Kishalay De raconte :
Ces données infrarouges m’ont fait tomber de ma chaise. La source était incroyablement brillante dans l’infrarouge proche.
Il semble que l’étoile ait continué à rejeter de l’énergie plus froide au cours de l’année qui a suivi son premier coup de chaud. Cette matière froide était probablement du gaz provenant de l’étoile qui a été projeté dans l’espace et s’est condensé en poussière, suffisamment froide pour être détectée dans les longueurs d’onde infrarouges. Ces données suggèrent que l’étoile pourrait être en train de fusionner avec une autre étoile plutôt que de s’illuminer à cause de l’explosion d’une supernova.
Lorsque l’équipe a analysé plus en détail les données et les a associées aux mesures prises par le télescope spatial infrarouge de la NASA, NEOWISE, elle est parvenue à une conclusion beaucoup plus intéressante. À partir des données compilées, ils ont estimé la quantité totale d’énergie libérée par l’étoile depuis son “explosion” initiale et ils ont constaté qu’elle était étonnamment faible. Elle correspondait à environ 1/1 000 de la magnitude de toutes les fusions stellaires observées auparavant.
Selon De :
Cela signifie que ce qui a fusionné avec l’étoile doit être 1 000 fois plus petit que n’importe quelle autre étoile observée jusqu’à présent. Et c’est une heureuse coïncidence que la masse de Jupiter corresponde à environ 1/1 000 de la masse du soleil. C’est à ce moment-là que nous avons réalisé qu’il s’agissait d’une planète qui s’écrasait contre son étoile.

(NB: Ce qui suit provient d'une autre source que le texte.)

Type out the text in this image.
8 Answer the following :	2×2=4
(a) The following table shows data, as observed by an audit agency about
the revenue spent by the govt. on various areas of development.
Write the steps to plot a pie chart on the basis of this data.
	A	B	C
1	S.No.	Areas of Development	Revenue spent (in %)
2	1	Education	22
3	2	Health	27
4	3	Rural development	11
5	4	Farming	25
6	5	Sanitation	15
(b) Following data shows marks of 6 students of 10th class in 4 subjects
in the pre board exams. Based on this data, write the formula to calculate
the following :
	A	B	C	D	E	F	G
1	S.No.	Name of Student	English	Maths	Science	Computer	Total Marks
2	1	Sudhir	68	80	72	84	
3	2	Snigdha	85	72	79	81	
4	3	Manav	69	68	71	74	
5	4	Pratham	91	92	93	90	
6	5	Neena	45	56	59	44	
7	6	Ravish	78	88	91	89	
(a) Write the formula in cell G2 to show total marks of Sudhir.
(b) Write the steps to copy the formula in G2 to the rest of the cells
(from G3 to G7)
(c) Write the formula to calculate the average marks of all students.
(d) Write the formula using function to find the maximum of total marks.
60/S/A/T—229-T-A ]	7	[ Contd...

La Terre devrait connaître le même sort dans environ cinq milliards d’années, lorsque le soleil commencera à s’éteindre et à consumer les planètes internes.
Si une autre civilisation nous observait à 10 000 années-lumière de distance alors que le soleil engloutit la Terre, elle verrait le soleil s’illuminer soudainement en éjectant de la matière, puis former de la poussière autour de lui, avant de redevenir ce qu’il était.
L’étude publiée dans Nature : An infrared transient from a star engulfing a planet, présentée sur le site du Massachusetts Institute of Technology : In a first, astronomers spot a star swallowing a planet et de Caltech : Star Eats Planet, Brightens Dramatically.